I was writing to see if anyone has experience combining single cell RNA-seq data from different conditions and biological/technical replicates in an experiment. I have a dataset with two different conditions (WT/Treatment) and each condition has two different replicates (done in different isogenic mice). I would like to correct for batch for each of the conditions independently and then combine the dataset from the two conditions and do a joint analysis to see the difference in clusters/cell types between the two conditions. Generally I have been using Seurat in which I tried the following strategy:
For ex, COND1 had Exp1.1 and Exp1.2 and COND2 had Exp2.1 and Exp2.2.
The process I followed is:
- merge COND1/Exp1.1 and COND2/Exp1.2
- after the usual pre-processing of the merged object for COND1, correct for batch in ScaleData using the expt id.
- Do the same for COND2
- then merge the two objects - COND1 and COND2 for a combined analysis.

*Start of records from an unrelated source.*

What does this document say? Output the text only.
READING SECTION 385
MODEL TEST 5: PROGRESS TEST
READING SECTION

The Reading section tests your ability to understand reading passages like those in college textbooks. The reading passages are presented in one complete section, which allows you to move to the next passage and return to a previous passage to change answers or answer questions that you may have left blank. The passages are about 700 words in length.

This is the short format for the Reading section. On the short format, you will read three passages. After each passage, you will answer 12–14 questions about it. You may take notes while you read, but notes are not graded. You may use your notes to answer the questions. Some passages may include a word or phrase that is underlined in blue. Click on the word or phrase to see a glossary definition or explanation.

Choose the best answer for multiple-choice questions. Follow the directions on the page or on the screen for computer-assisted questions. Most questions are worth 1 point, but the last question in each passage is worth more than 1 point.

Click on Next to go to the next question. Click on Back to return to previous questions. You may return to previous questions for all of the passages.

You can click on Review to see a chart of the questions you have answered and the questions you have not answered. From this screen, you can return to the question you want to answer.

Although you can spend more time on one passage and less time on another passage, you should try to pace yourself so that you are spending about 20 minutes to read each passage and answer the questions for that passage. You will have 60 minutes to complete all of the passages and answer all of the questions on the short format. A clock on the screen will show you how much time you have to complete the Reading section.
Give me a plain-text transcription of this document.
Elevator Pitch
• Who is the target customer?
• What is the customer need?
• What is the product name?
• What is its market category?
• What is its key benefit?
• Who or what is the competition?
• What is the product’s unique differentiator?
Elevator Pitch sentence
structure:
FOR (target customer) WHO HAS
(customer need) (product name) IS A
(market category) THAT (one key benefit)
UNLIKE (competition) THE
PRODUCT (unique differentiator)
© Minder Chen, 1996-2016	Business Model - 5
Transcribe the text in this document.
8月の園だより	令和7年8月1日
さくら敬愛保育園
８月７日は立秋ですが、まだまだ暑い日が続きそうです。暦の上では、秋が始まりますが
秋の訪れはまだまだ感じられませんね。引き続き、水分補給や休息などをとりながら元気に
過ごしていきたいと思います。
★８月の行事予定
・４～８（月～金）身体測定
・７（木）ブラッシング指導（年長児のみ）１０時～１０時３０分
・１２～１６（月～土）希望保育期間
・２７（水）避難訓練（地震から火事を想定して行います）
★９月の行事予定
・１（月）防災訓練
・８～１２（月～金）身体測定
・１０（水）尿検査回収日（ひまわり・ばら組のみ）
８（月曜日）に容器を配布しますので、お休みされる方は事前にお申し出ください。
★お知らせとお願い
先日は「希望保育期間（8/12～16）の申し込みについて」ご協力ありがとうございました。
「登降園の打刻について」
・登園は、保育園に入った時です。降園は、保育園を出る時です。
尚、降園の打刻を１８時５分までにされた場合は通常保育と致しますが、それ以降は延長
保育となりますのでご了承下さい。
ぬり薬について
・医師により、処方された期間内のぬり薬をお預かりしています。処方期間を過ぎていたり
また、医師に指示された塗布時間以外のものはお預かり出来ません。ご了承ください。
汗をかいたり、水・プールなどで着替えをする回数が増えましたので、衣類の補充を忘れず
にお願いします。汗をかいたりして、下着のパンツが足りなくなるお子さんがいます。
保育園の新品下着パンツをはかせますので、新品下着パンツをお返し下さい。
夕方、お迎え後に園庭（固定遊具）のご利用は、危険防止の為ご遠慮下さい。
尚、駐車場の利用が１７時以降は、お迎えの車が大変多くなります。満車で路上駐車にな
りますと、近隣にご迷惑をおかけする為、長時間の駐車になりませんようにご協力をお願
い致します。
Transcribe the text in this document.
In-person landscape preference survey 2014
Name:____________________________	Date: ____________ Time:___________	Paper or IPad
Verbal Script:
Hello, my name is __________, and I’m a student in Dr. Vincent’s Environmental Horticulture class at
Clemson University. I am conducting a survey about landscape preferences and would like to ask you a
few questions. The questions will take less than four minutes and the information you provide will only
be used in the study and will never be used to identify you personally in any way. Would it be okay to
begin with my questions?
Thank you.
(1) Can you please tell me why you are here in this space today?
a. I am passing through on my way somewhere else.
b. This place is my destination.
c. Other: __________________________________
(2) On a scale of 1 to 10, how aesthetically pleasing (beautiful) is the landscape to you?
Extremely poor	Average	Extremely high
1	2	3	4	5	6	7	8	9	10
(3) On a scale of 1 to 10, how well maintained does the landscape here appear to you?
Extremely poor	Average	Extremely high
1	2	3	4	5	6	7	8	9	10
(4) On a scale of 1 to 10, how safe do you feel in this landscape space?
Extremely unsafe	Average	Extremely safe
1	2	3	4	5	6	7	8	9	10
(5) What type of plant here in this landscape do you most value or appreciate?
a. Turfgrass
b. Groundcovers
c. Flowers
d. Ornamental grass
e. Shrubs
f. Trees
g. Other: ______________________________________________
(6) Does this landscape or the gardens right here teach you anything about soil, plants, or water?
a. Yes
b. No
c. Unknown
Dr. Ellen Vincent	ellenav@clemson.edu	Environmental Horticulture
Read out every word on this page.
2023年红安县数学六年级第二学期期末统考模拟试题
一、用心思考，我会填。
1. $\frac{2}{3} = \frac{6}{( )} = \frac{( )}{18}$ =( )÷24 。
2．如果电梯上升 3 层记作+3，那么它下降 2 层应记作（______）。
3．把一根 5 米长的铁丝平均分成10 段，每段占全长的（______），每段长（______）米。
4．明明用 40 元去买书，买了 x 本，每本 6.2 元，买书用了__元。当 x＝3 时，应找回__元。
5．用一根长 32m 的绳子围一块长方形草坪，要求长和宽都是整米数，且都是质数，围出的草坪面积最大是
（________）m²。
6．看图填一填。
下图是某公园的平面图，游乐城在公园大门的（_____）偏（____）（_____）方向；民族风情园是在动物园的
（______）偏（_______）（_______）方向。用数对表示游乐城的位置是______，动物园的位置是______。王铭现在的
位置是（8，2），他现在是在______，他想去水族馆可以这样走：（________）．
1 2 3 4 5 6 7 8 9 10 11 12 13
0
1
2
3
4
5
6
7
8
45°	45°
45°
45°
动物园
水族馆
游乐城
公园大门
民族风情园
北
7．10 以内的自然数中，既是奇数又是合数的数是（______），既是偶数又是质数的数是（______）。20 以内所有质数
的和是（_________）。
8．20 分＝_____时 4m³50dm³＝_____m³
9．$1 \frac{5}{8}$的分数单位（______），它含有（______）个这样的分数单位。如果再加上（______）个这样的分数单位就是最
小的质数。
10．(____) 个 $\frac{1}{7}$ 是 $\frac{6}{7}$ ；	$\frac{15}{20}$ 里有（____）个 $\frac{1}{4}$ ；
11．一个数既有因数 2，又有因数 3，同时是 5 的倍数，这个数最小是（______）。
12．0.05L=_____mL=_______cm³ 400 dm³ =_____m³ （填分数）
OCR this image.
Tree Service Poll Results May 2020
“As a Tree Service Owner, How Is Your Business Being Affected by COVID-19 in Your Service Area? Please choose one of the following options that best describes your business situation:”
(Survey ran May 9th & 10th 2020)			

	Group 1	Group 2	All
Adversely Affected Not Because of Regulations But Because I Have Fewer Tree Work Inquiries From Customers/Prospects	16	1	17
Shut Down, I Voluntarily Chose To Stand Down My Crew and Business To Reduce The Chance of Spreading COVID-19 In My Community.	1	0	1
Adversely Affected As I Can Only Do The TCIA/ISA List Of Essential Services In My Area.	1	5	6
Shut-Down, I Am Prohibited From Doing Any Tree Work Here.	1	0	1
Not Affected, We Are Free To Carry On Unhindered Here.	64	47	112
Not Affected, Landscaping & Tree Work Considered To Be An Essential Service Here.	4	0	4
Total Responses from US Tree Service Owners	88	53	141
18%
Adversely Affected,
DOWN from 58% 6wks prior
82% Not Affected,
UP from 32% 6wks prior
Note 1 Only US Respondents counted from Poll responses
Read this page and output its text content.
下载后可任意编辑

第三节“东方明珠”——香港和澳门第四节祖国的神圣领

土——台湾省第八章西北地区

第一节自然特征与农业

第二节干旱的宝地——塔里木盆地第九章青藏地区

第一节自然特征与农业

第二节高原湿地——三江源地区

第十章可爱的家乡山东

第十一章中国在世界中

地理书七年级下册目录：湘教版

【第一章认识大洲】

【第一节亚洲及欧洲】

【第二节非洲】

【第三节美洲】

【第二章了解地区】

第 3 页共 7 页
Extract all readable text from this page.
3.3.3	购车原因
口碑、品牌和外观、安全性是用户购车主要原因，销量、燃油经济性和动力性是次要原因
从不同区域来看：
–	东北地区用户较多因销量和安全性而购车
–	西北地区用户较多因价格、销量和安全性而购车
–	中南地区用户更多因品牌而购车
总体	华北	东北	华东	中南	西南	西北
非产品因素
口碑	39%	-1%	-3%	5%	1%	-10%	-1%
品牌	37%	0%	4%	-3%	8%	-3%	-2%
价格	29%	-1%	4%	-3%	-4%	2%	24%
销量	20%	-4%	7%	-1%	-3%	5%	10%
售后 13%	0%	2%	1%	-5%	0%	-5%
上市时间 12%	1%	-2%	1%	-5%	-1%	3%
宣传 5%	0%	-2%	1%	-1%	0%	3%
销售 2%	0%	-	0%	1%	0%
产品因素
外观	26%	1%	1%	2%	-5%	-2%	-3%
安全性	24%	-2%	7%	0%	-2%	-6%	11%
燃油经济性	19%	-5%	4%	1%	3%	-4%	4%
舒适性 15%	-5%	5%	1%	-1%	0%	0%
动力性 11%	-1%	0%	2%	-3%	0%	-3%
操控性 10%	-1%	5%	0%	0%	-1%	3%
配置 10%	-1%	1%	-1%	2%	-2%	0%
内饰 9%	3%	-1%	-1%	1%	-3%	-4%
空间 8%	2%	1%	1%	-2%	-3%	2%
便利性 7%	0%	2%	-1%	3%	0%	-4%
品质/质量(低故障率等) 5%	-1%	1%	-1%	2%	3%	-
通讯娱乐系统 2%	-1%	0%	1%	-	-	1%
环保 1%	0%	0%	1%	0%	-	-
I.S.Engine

The problem is that on merging COND1 and COND2 in the last step I have normalize and ScaleData again which would lose the batch corrected expression values. If I merge all the conditions and experiments in the beginning then I don't think I could correct for batch across all datasets since that would neutralize the difference between the conditions.
Any thoughts/suggestions would be greatly appreciated. If someone can point me to any code that does this, even better!